I mostly think about death, when I attend sporting events. At sporting events the results of the competition will be recorded, for everyone to see and reference for a hundred years or more. However, the lives of the thousands of people in attendance go undocumented. Perhaps, there should be a fan “volume barometer” that could be measured and recorded alongside the game results. What do we know of these people? How much do you know about your great-great-grandparents?
The indoor events are worse. It’s because of the echo. The noises don’t just come and go, they linger on, and reverberate from the field, to the ceiling, to my ears, then disintegrate.
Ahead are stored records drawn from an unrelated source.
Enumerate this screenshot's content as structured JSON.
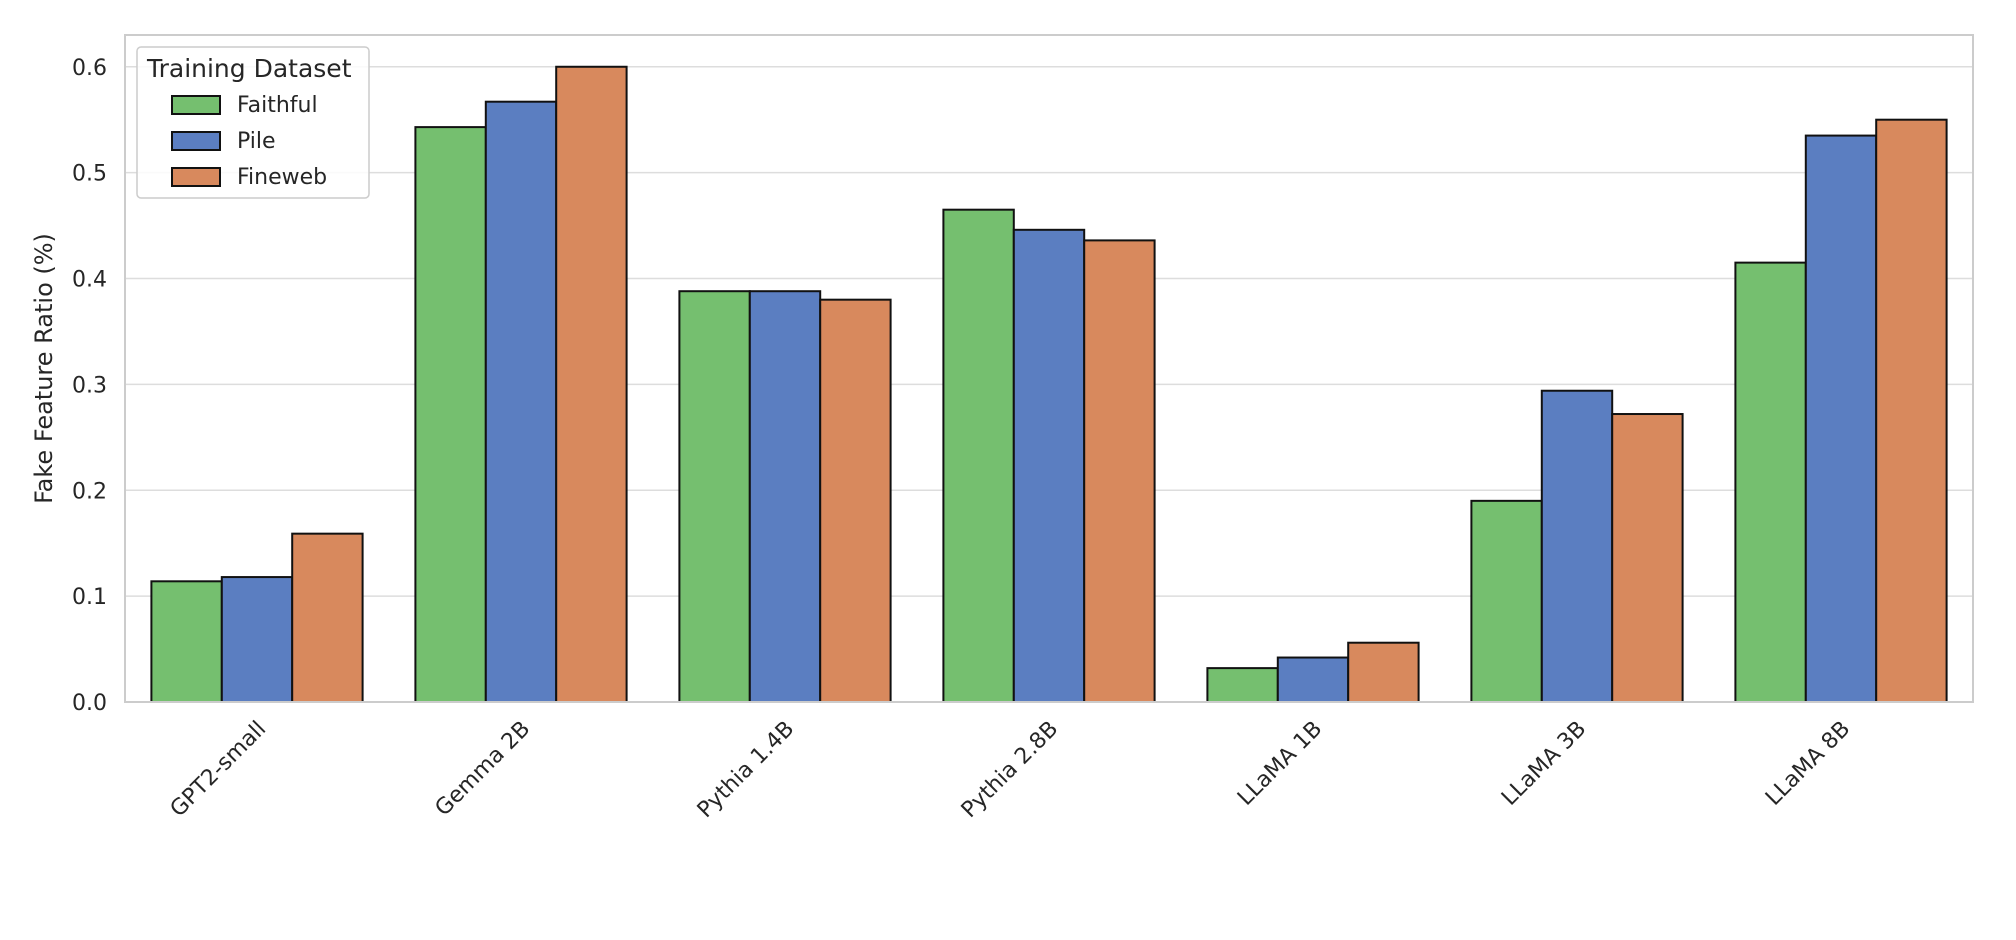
{
  "chart_data": {
    "type": "bar",
    "title": "",
    "xlabel": "",
    "ylabel": "Fake Feature Ratio (%)",
    "ylim": [
      0,
      0.63
    ],
    "yticks": [
      0.0,
      0.1,
      0.2,
      0.3,
      0.4,
      0.5,
      0.6
    ],
    "ytick_labels": [
      "0.0",
      "0.1",
      "0.2",
      "0.3",
      "0.4",
      "0.5",
      "0.6"
    ],
    "grid": true,
    "categories": [
      "GPT2-small",
      "Gemma 2B",
      "Pythia 1.4B",
      "Pythia 2.8B",
      "LLaMA 1B",
      "LLaMA 3B",
      "LLaMA 8B"
    ],
    "legend": {
      "title": "Training Dataset",
      "placement": "upper-left"
    },
    "series": [
      {
        "name": "Faithful",
        "color": "#75bf6f",
        "values": [
          0.114,
          0.543,
          0.388,
          0.465,
          0.032,
          0.19,
          0.415
        ]
      },
      {
        "name": "Pile",
        "color": "#5b7ec1",
        "values": [
          0.118,
          0.567,
          0.388,
          0.446,
          0.042,
          0.294,
          0.535
        ]
      },
      {
        "name": "Fineweb",
        "color": "#d8895d",
        "values": [
          0.159,
          0.6,
          0.38,
          0.436,
          0.056,
          0.272,
          0.55
        ]
      }
    ]
  }
}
In acoustics, they call it decay. But, my imagination takes over; time will wipe us all out. Time is the great equalizer.
I don’t dwell on death. After all, I’m an orthodox Jew, not Woody Allen, and there is plenty to live and celebrate. And when I do reflect, I usually take a light-hearted view of our obliterating mortality. A rabbi in my neighborhood told me about a guy who had written into his Will that he must be buried with a telephone. He was worried doctors may mistakenly pronounce him dead, the family would bury him, he would wake up and… So, he wanted a phone, just in case. Moments after he was buried the family actually heard his phone ring. Somebody misdialed and accidentally called the deceased. Now, that’s funny.
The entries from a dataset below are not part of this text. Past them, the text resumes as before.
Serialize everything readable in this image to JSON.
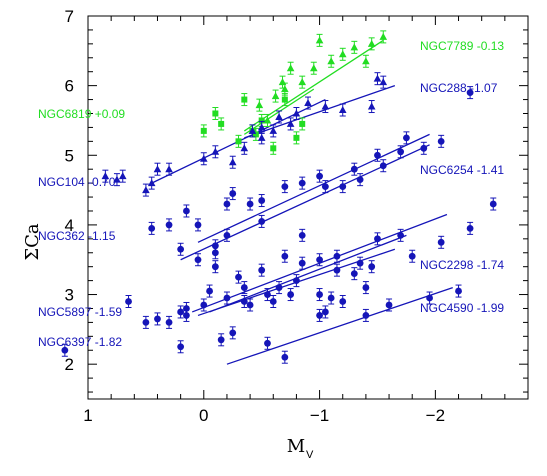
{
  "chart_data": {
    "type": "scatter",
    "xlabel": "M",
    "xlabel_sub": "V",
    "ylabel": "ΣCa",
    "xlim": [
      1,
      -2.8
    ],
    "ylim": [
      1.5,
      7
    ],
    "x_ticks": [
      1,
      0,
      -1,
      -2
    ],
    "x_tick_labels": [
      "1",
      "0",
      "−1",
      "−2"
    ],
    "y_ticks": [
      2,
      3,
      4,
      5,
      6,
      7
    ],
    "y_tick_labels": [
      "2",
      "3",
      "4",
      "5",
      "6",
      "7"
    ],
    "colors": {
      "green": "#22dd22",
      "blue": "#1515b8",
      "axis": "#000000"
    },
    "series": [
      {
        "name": "NGC7789 -0.13",
        "color": "green",
        "marker": "triangle",
        "fit": [
          [
            -0.35,
            5.35
          ],
          [
            -1.55,
            6.65
          ]
        ],
        "points": [
          {
            "x": -0.55,
            "y": 5.5
          },
          {
            "x": -0.62,
            "y": 5.85
          },
          {
            "x": -0.7,
            "y": 5.95
          },
          {
            "x": -0.75,
            "y": 6.25
          },
          {
            "x": -0.85,
            "y": 6.05
          },
          {
            "x": -0.95,
            "y": 6.25
          },
          {
            "x": -1.0,
            "y": 6.65
          },
          {
            "x": -1.1,
            "y": 6.35
          },
          {
            "x": -1.2,
            "y": 6.45
          },
          {
            "x": -1.3,
            "y": 6.55
          },
          {
            "x": -1.4,
            "y": 6.35
          },
          {
            "x": -1.45,
            "y": 6.6
          },
          {
            "x": -1.55,
            "y": 6.7
          },
          {
            "x": -0.68,
            "y": 6.05
          },
          {
            "x": -0.48,
            "y": 5.72
          }
        ]
      },
      {
        "name": "NGC6819 +0.09",
        "color": "green",
        "marker": "square",
        "fit": [
          [
            -0.35,
            5.3
          ],
          [
            -0.95,
            5.95
          ]
        ],
        "points": [
          {
            "x": -0.42,
            "y": 5.35
          },
          {
            "x": -0.3,
            "y": 5.2
          },
          {
            "x": -0.15,
            "y": 5.45
          },
          {
            "x": 0.0,
            "y": 5.35
          },
          {
            "x": -0.1,
            "y": 5.6
          },
          {
            "x": -0.35,
            "y": 5.8
          },
          {
            "x": -0.45,
            "y": 5.3
          },
          {
            "x": -0.5,
            "y": 5.5
          },
          {
            "x": -0.6,
            "y": 5.1
          },
          {
            "x": -0.7,
            "y": 5.8
          },
          {
            "x": -0.8,
            "y": 5.25
          },
          {
            "x": -0.85,
            "y": 5.45
          }
        ]
      },
      {
        "name": "NGC288 -1.07",
        "color": "blue",
        "marker": "triangle",
        "fit": [
          [
            -0.35,
            5.25
          ],
          [
            -1.65,
            6.0
          ]
        ],
        "points": [
          {
            "x": -0.42,
            "y": 5.35
          },
          {
            "x": -0.5,
            "y": 5.4
          },
          {
            "x": -0.65,
            "y": 5.55
          },
          {
            "x": -0.75,
            "y": 5.45
          },
          {
            "x": -0.8,
            "y": 5.6
          },
          {
            "x": -0.9,
            "y": 5.75
          },
          {
            "x": -1.05,
            "y": 5.7
          },
          {
            "x": -1.2,
            "y": 5.65
          },
          {
            "x": -1.45,
            "y": 5.7
          },
          {
            "x": -1.5,
            "y": 6.1
          },
          {
            "x": -1.55,
            "y": 6.05
          },
          {
            "x": -0.6,
            "y": 5.35
          }
        ]
      },
      {
        "name": "NGC104 -0.70",
        "color": "blue",
        "marker": "triangle",
        "fit": [
          [
            0.45,
            4.6
          ],
          [
            -1.05,
            5.8
          ]
        ],
        "points": [
          {
            "x": 0.85,
            "y": 4.7
          },
          {
            "x": 0.75,
            "y": 4.65
          },
          {
            "x": 0.7,
            "y": 4.7
          },
          {
            "x": 0.45,
            "y": 4.6
          },
          {
            "x": 0.5,
            "y": 4.5
          },
          {
            "x": 0.4,
            "y": 4.8
          },
          {
            "x": 0.3,
            "y": 4.8
          },
          {
            "x": 0.0,
            "y": 4.95
          },
          {
            "x": -0.1,
            "y": 5.05
          },
          {
            "x": -0.25,
            "y": 4.9
          },
          {
            "x": -0.35,
            "y": 5.1
          },
          {
            "x": -0.5,
            "y": 5.25
          }
        ]
      },
      {
        "name": "NGC6254 -1.41",
        "color": "blue",
        "marker": "circle",
        "fit": [
          [
            0.05,
            3.75
          ],
          [
            -1.95,
            5.3
          ]
        ],
        "points": [
          {
            "x": 0.15,
            "y": 4.2
          },
          {
            "x": 0.05,
            "y": 4.0
          },
          {
            "x": -0.2,
            "y": 4.3
          },
          {
            "x": -0.25,
            "y": 4.45
          },
          {
            "x": -0.4,
            "y": 4.3
          },
          {
            "x": -0.5,
            "y": 4.35
          },
          {
            "x": -0.7,
            "y": 4.55
          },
          {
            "x": -0.85,
            "y": 4.6
          },
          {
            "x": -1.0,
            "y": 4.7
          },
          {
            "x": -1.2,
            "y": 4.55
          },
          {
            "x": -1.3,
            "y": 4.8
          },
          {
            "x": -1.5,
            "y": 5.0
          },
          {
            "x": -1.75,
            "y": 5.25
          },
          {
            "x": -1.9,
            "y": 5.1
          }
        ]
      },
      {
        "name": "NGC362 -1.15",
        "color": "blue",
        "marker": "circle",
        "fit": [
          [
            0.2,
            3.5
          ],
          [
            -1.95,
            5.15
          ]
        ],
        "points": [
          {
            "x": 0.45,
            "y": 3.95
          },
          {
            "x": 0.3,
            "y": 4.0
          },
          {
            "x": 0.2,
            "y": 3.65
          },
          {
            "x": -0.1,
            "y": 3.7
          },
          {
            "x": -0.2,
            "y": 3.85
          },
          {
            "x": -0.5,
            "y": 4.05
          },
          {
            "x": -0.85,
            "y": 3.85
          },
          {
            "x": -1.05,
            "y": 4.55
          },
          {
            "x": -1.35,
            "y": 4.65
          },
          {
            "x": -1.55,
            "y": 4.85
          },
          {
            "x": -1.7,
            "y": 5.05
          },
          {
            "x": -2.05,
            "y": 5.2
          },
          {
            "x": -2.3,
            "y": 5.9
          },
          {
            "x": -2.5,
            "y": 4.3
          }
        ]
      },
      {
        "name": "NGC2298 -1.74",
        "color": "blue",
        "marker": "circle",
        "fit": [
          [
            0.1,
            2.75
          ],
          [
            -2.1,
            4.15
          ]
        ],
        "points": [
          {
            "x": 0.05,
            "y": 3.5
          },
          {
            "x": -0.1,
            "y": 3.6
          },
          {
            "x": -0.3,
            "y": 3.25
          },
          {
            "x": -0.5,
            "y": 3.35
          },
          {
            "x": -0.7,
            "y": 3.55
          },
          {
            "x": -0.85,
            "y": 3.45
          },
          {
            "x": -1.0,
            "y": 3.5
          },
          {
            "x": -1.15,
            "y": 3.55
          },
          {
            "x": -1.35,
            "y": 3.45
          },
          {
            "x": -1.5,
            "y": 3.8
          },
          {
            "x": -1.7,
            "y": 3.85
          },
          {
            "x": -1.8,
            "y": 3.55
          },
          {
            "x": -2.05,
            "y": 3.75
          },
          {
            "x": -2.3,
            "y": 3.95
          }
        ]
      },
      {
        "name": "NGC5897 -1.59",
        "color": "blue",
        "marker": "circle",
        "fit": [
          [
            -0.05,
            2.75
          ],
          [
            -1.75,
            3.85
          ]
        ],
        "points": [
          {
            "x": 0.2,
            "y": 2.75
          },
          {
            "x": 0.15,
            "y": 2.8
          },
          {
            "x": -0.05,
            "y": 3.05
          },
          {
            "x": -0.1,
            "y": 3.4
          },
          {
            "x": -0.35,
            "y": 3.1
          },
          {
            "x": -0.55,
            "y": 3.0
          },
          {
            "x": -0.65,
            "y": 3.1
          },
          {
            "x": -0.8,
            "y": 3.2
          },
          {
            "x": -1.0,
            "y": 3.0
          },
          {
            "x": -1.15,
            "y": 3.35
          },
          {
            "x": -1.3,
            "y": 3.3
          },
          {
            "x": -1.45,
            "y": 3.4
          }
        ]
      },
      {
        "name": "NGC6397 -1.82",
        "color": "blue",
        "marker": "circle",
        "fit": [
          [
            0.05,
            2.7
          ],
          [
            -1.65,
            3.65
          ]
        ],
        "points": [
          {
            "x": 0.5,
            "y": 2.6
          },
          {
            "x": 0.4,
            "y": 2.65
          },
          {
            "x": 0.3,
            "y": 2.6
          },
          {
            "x": 0.15,
            "y": 2.7
          },
          {
            "x": 0.0,
            "y": 2.85
          },
          {
            "x": -0.2,
            "y": 2.95
          },
          {
            "x": -0.4,
            "y": 2.85
          },
          {
            "x": -0.6,
            "y": 2.9
          },
          {
            "x": -0.75,
            "y": 3.0
          },
          {
            "x": -1.05,
            "y": 2.75
          },
          {
            "x": -1.2,
            "y": 2.9
          },
          {
            "x": -1.4,
            "y": 3.1
          }
        ]
      },
      {
        "name": "NGC4590 -1.99",
        "color": "blue",
        "marker": "circle",
        "fit": [
          [
            -0.2,
            2.0
          ],
          [
            -2.15,
            3.1
          ]
        ],
        "points": [
          {
            "x": 1.2,
            "y": 2.2
          },
          {
            "x": 0.65,
            "y": 2.9
          },
          {
            "x": 0.2,
            "y": 2.25
          },
          {
            "x": -0.15,
            "y": 2.35
          },
          {
            "x": -0.25,
            "y": 2.45
          },
          {
            "x": -0.55,
            "y": 2.3
          },
          {
            "x": -0.7,
            "y": 2.1
          },
          {
            "x": -1.0,
            "y": 2.7
          },
          {
            "x": -1.4,
            "y": 2.7
          },
          {
            "x": -1.6,
            "y": 2.85
          },
          {
            "x": -1.95,
            "y": 2.95
          },
          {
            "x": -2.2,
            "y": 3.05
          },
          {
            "x": -0.35,
            "y": 2.9
          },
          {
            "x": -1.1,
            "y": 2.95
          }
        ]
      }
    ],
    "annotations": [
      {
        "text": "NGC7789 -0.13",
        "color": "green"
      },
      {
        "text": "NGC6819 +0.09",
        "color": "green"
      },
      {
        "text": "NGC288 -1.07",
        "color": "blue"
      },
      {
        "text": "NGC104 -0.70",
        "color": "blue"
      },
      {
        "text": "NGC6254 -1.41",
        "color": "blue"
      },
      {
        "text": "NGC362 -1.15",
        "color": "blue"
      },
      {
        "text": "NGC2298 -1.74",
        "color": "blue"
      },
      {
        "text": "NGC5897 -1.59",
        "color": "blue"
      },
      {
        "text": "NGC4590 -1.99",
        "color": "blue"
      },
      {
        "text": "NGC6397 -1.82",
        "color": "blue"
      }
    ]
  }
}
I also recall the tombstones of deceased celebrities. Rodney Dangerfield: There goes the neighborhood. Merv Griffin: I will not be right back after this message. Mel Blanc: That’s all folks.
As orthodox Jews, we are fortunate that Hashem always reminds us about time. I believe the first mitzvah, after the Jews left Egypt, was that of recognizing Rosh Chodesh, the new month. Of course, we also stop and rest every seven days. And on Rosh Hashanah Jews mark the beginning of another year. I’m grateful G-d has built into our lives a constant reminder that the train is passing thru and you better hop on before it's too late. Yes, we do take our learning and mitzvahs with us, eternally; but remember, we can’t do mitzvahs, or visit friends, or call our mom, or play frisbee in heaven.
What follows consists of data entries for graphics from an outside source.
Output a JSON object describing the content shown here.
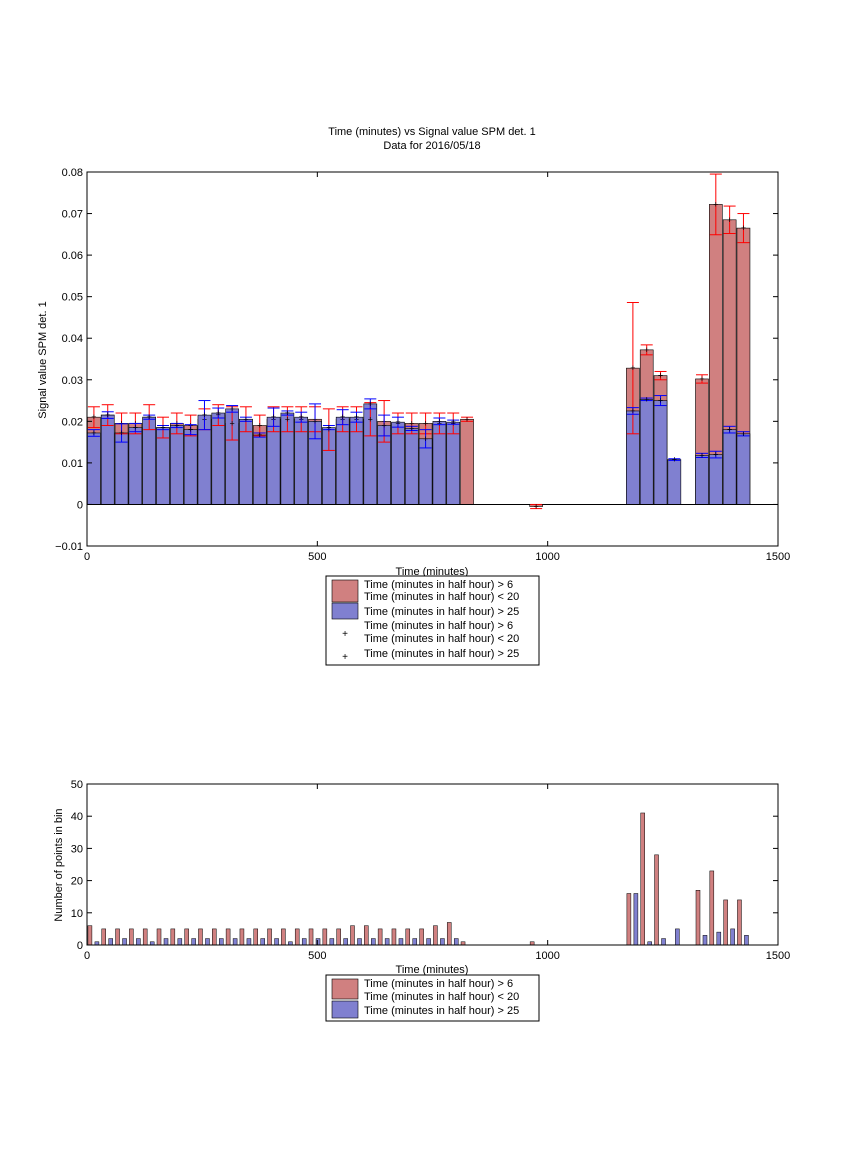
{
  "figure": {
    "title_line1": "Time (minutes) vs Signal value SPM det. 1",
    "title_line2": "Data for 2016/05/18"
  },
  "colors": {
    "red_fill": "#d08080",
    "blue_fill": "#8080d0",
    "red_err": "#ff0000",
    "blue_err": "#0000ff",
    "axis": "#000000"
  },
  "chart_data": [
    {
      "type": "bar",
      "xlabel": "Time (minutes)",
      "ylabel": "Signal value SPM det. 1",
      "xlim": [
        0,
        1500
      ],
      "ylim": [
        -0.01,
        0.08
      ],
      "xticks": [
        0,
        500,
        1000,
        1500
      ],
      "yticks": [
        -0.01,
        0,
        0.01,
        0.02,
        0.03,
        0.04,
        0.05,
        0.06,
        0.07,
        0.08
      ],
      "ytick_labels": [
        "−0.01",
        "0",
        "0.01",
        "0.02",
        "0.03",
        "0.04",
        "0.05",
        "0.06",
        "0.07",
        "0.08"
      ],
      "legend_position": "below",
      "legend": [
        "Time (minutes in half hour) > 6\nTime (minutes in half hour) < 20",
        "Time (minutes in half hour) > 25",
        "Time (minutes in half hour) > 6\nTime (minutes in half hour) < 20",
        "Time (minutes in half hour) > 25"
      ],
      "series": [
        {
          "kind": "bar",
          "x": [
            15,
            45,
            75,
            105,
            135,
            165,
            195,
            225,
            255,
            285,
            315,
            345,
            375,
            405,
            435,
            465,
            495,
            525,
            555,
            585,
            615,
            645,
            675,
            705,
            735,
            765,
            795,
            825,
            975,
            1185,
            1215,
            1245,
            1335,
            1365,
            1395,
            1425
          ],
          "y": [
            0.021,
            0.0215,
            0.0195,
            0.0195,
            0.021,
            0.0185,
            0.0195,
            0.019,
            0.0205,
            0.0215,
            0.0195,
            0.0205,
            0.019,
            0.0205,
            0.0205,
            0.0205,
            0.0205,
            0.018,
            0.0205,
            0.0205,
            0.0205,
            0.02,
            0.0195,
            0.0195,
            0.0195,
            0.0195,
            0.0195,
            0.0205,
            -0.0005,
            0.0328,
            0.0372,
            0.031,
            0.0302,
            0.0722,
            0.0685,
            0.0665
          ],
          "err": [
            0.0025,
            0.0025,
            0.0025,
            0.0025,
            0.003,
            0.0025,
            0.0025,
            0.0025,
            0.0025,
            0.0025,
            0.004,
            0.003,
            0.0025,
            0.003,
            0.003,
            0.003,
            0.003,
            0.005,
            0.003,
            0.003,
            0.004,
            0.005,
            0.0025,
            0.0025,
            0.0025,
            0.0025,
            0.0025,
            0.0005,
            0.0005,
            0.0158,
            0.0012,
            0.001,
            0.001,
            0.0073,
            0.0033,
            0.0035
          ]
        },
        {
          "kind": "bar",
          "x": [
            15,
            45,
            75,
            105,
            135,
            165,
            195,
            225,
            255,
            285,
            315,
            345,
            375,
            405,
            435,
            465,
            495,
            525,
            555,
            585,
            615,
            645,
            675,
            705,
            735,
            765,
            795,
            1185,
            1215,
            1245,
            1275,
            1335,
            1365,
            1395,
            1425
          ],
          "y": [
            0.0172,
            0.0215,
            0.0172,
            0.0185,
            0.021,
            0.0185,
            0.019,
            0.018,
            0.0215,
            0.022,
            0.023,
            0.0205,
            0.0167,
            0.021,
            0.022,
            0.021,
            0.02,
            0.0185,
            0.021,
            0.021,
            0.0242,
            0.019,
            0.0198,
            0.0183,
            0.0158,
            0.02,
            0.0198,
            0.0225,
            0.0253,
            0.025,
            0.0108,
            0.0118,
            0.012,
            0.018,
            0.017
          ],
          "err": [
            0.0008,
            0.0008,
            0.0022,
            0.001,
            0.0005,
            0.0005,
            0.0005,
            0.0012,
            0.0035,
            0.0012,
            0.0008,
            0.0005,
            0.0005,
            0.0022,
            0.0005,
            0.0012,
            0.0042,
            0.0005,
            0.0018,
            0.0012,
            0.0012,
            0.0025,
            0.0012,
            0.0005,
            0.0022,
            0.0008,
            0.0005,
            0.0008,
            0.0003,
            0.0012,
            0.0002,
            0.0005,
            0.0008,
            0.0008,
            0.0005
          ]
        }
      ]
    },
    {
      "type": "bar",
      "xlabel": "Time (minutes)",
      "ylabel": "Number of points in bin",
      "xlim": [
        0,
        1500
      ],
      "ylim": [
        0,
        50
      ],
      "xticks": [
        0,
        500,
        1000,
        1500
      ],
      "yticks": [
        0,
        10,
        20,
        30,
        40,
        50
      ],
      "legend_position": "below",
      "legend": [
        "Time (minutes in half hour) > 6\nTime (minutes in half hour) < 20",
        "Time (minutes in half hour) > 25"
      ],
      "series": [
        {
          "x": [
            15,
            45,
            75,
            105,
            135,
            165,
            195,
            225,
            255,
            285,
            315,
            345,
            375,
            405,
            435,
            465,
            495,
            525,
            555,
            585,
            615,
            645,
            675,
            705,
            735,
            765,
            795,
            825,
            975,
            1185,
            1215,
            1245,
            1335,
            1365,
            1395,
            1425
          ],
          "y": [
            6,
            5,
            5,
            5,
            5,
            5,
            5,
            5,
            5,
            5,
            5,
            5,
            5,
            5,
            5,
            5,
            5,
            5,
            5,
            6,
            6,
            5,
            5,
            5,
            5,
            6,
            7,
            1,
            1,
            16,
            41,
            28,
            17,
            23,
            14,
            14
          ]
        },
        {
          "x": [
            15,
            45,
            75,
            105,
            135,
            165,
            195,
            225,
            255,
            285,
            315,
            345,
            375,
            405,
            435,
            465,
            495,
            525,
            555,
            585,
            615,
            645,
            675,
            705,
            735,
            765,
            795,
            1185,
            1215,
            1245,
            1275,
            1335,
            1365,
            1395,
            1425
          ],
          "y": [
            1,
            2,
            2,
            2,
            1,
            2,
            2,
            2,
            2,
            2,
            2,
            2,
            2,
            2,
            1,
            2,
            2,
            2,
            2,
            2,
            2,
            2,
            2,
            2,
            2,
            2,
            2,
            16,
            1,
            2,
            5,
            3,
            4,
            5,
            3
          ]
        }
      ]
    }
  ]
}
I’m making these notes in the parking lot of my urologist's office. He says I have an enlarged prostate. I tell him, my dad’s prostate was so big the U.S. government considered making it our fifty-first prostate. He doesn’t laugh. Instead, he says, “your dad is not my patient,” and exits. I stare at the anatomy poster taped to the wall. Where the heck is the prostate? I wonder. When I do locate it I am alarmed by its tininess. How can something so small make such a difference?
This of course is the same question asked by our secular rationalist friends and family members when we mention mitzvahs.
“Do you think G-d really cares about…
...the length of your tzitzits?”
...the time you light?”
...the size of your esrog?”
...the number of cups you drink at the Seder?”
Now, I know what to answer. My doctor cares about the first digit in my PSA count. And my gardener advises me as to the placement of a certain tree so it receives enough sunlight and flourishes. And he tells me the bushes in front of my house aren’t flowering because they are suffering from a magnesium deficiency. You see everything, be it spiritual or physical, comes down to inches, centimeters, and seconds. So, is it so strange that G-d cares about the small stuff?
I once heard a rabbi say we should sweat the small stuff. Climate change, the women's march, all that big stuff the talking heads speak about on the News, I’m not giving it a minute. Instead, I’m giving G-d, the people near and dear to me, and myself, a minute. I have a washing machine, voice mail, automatic check payment, and work a half mile from home; I can fit it in.
How long does it take to call my mom and talk? Today, I timed it, believe it or not, my phone read: 10m 13s; or 613 seconds. That’s also the same number of mitzvahs found in the Torah. So, with Hashem’s help let’s sanctify the seconds. And may Ettie Klinghoffer rest in peace.